Source: Homeowner Electrification Tracker Survey (HETS) 2025 by Electrify Research

 

Consumers respond to price signals even when they don’t realize it

Why are British homeowners so reluctant to switch away from gas? HETS reveals a fundamental reason: consumers respond to price signals, even when they aren’t consciously aware of it (the "Invisible Hand"). As shown in the chart below, in UK, electricity is four times the price of gas per kilowatt-hour. This is largely because policymakers chose to levy the ‘pump priming’ costs of building the first wind farms, upgrading the grid, and other net zero policies onto electricity bills rather than absorb them into general taxation or levy them on gas bills. That was a political choice that has now led to the situation where heat pumps, although often four times more efficient than gas boilers, have their efficiency advantage largely wiped out by the UK’s high electricity to gas price ratio: the Spark Gap.

This isn’t just an economic quirk, it’s a very British problem.
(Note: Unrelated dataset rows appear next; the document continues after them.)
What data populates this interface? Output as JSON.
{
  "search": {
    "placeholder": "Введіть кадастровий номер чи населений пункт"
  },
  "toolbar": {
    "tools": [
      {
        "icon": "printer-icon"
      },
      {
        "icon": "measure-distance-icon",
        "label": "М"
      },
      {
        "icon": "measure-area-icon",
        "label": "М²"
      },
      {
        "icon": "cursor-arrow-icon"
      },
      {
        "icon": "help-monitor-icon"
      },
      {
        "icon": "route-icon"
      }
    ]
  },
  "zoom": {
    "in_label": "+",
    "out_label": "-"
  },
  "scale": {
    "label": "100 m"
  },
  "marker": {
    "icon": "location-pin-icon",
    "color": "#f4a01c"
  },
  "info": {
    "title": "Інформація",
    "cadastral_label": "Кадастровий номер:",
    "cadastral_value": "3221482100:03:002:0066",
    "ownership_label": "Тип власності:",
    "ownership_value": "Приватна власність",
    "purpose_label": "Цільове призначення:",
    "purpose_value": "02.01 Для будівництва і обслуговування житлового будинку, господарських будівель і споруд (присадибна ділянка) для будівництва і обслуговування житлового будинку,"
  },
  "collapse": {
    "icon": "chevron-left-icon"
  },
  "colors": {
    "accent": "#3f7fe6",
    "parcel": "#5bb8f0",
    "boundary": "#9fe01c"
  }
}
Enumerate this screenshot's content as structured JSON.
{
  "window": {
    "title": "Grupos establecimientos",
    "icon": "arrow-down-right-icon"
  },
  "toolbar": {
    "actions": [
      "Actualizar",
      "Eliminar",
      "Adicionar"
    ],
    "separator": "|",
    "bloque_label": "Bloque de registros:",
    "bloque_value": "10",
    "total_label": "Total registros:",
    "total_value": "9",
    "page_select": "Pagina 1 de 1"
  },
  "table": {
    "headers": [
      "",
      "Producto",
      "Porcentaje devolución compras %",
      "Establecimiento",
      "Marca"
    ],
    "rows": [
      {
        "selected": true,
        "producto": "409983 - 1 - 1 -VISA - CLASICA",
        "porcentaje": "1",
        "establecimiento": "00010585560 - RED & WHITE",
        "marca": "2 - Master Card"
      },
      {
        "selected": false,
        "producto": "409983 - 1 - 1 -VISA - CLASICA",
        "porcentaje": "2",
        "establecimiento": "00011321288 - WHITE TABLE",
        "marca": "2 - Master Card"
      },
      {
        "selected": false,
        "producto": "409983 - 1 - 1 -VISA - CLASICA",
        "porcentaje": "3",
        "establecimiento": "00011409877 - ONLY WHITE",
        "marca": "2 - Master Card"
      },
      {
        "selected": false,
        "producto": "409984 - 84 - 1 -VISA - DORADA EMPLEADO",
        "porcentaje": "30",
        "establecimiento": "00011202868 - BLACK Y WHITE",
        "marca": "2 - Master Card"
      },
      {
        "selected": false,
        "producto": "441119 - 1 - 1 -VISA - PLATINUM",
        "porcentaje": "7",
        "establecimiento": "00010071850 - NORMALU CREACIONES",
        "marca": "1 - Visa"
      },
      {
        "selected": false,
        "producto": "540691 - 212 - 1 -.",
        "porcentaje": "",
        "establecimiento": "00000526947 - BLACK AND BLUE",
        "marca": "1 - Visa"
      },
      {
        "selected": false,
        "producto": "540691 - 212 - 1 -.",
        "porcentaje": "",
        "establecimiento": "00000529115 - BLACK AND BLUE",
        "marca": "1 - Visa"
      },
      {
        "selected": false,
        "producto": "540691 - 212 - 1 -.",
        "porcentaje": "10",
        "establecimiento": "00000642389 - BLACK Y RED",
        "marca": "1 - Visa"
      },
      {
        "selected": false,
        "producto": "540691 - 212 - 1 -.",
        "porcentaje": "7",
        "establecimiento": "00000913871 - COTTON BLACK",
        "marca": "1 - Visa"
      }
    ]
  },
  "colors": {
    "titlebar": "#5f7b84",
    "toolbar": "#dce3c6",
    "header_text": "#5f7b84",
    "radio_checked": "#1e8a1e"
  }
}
Our Spark Gap is the widest in Europe. In France, where electricity is half the price of the UK, the financial case for heat pumps is far clearer and French homeowners vote with their feet: 52% of gas boiler owners in France will consider heat pumps next compared to just 28% in the UK. The French government absorbs more of its net zero transition costs through taxation rather than placing them on household electricity bills, which helps drive heat pump adoption. Germany, by contrast, has historically had some of Europe’s highest electricity prices and as a result German homeowners, like their British counterparts, are far less likely to cite financial benefits as a reason to install a heat pump.

Source: The Price Cap and the Spark Gap, Kensa, 2023

 

The Missing Piece in the Policy Debate

Too often, discussions about decarbonizing home heating focus on technology, infrastructure, and regulation. But HETS underscores the importance of the consumer perspective, especially the invisible hand of price signals. Households don’t need to read government policy briefings to make decisions; they simply intuit the financial incentives in front of them. Right now, those incentives overwhelmingly favour gas.

To break the UK’s gas addiction, policymakers must rethink how they structure energy costs. Some possible solutions include shifting levies away from electricity, targeted tariff reductions for heat pump users, or a broader rebalancing of energy pricing. Each approach has trade-offs, but one thing is clear: as long as gas remains artificially cheap and electricity disproportionately expensive, heat pumps will remain a hard sell, and the UK will fall further behind its peers.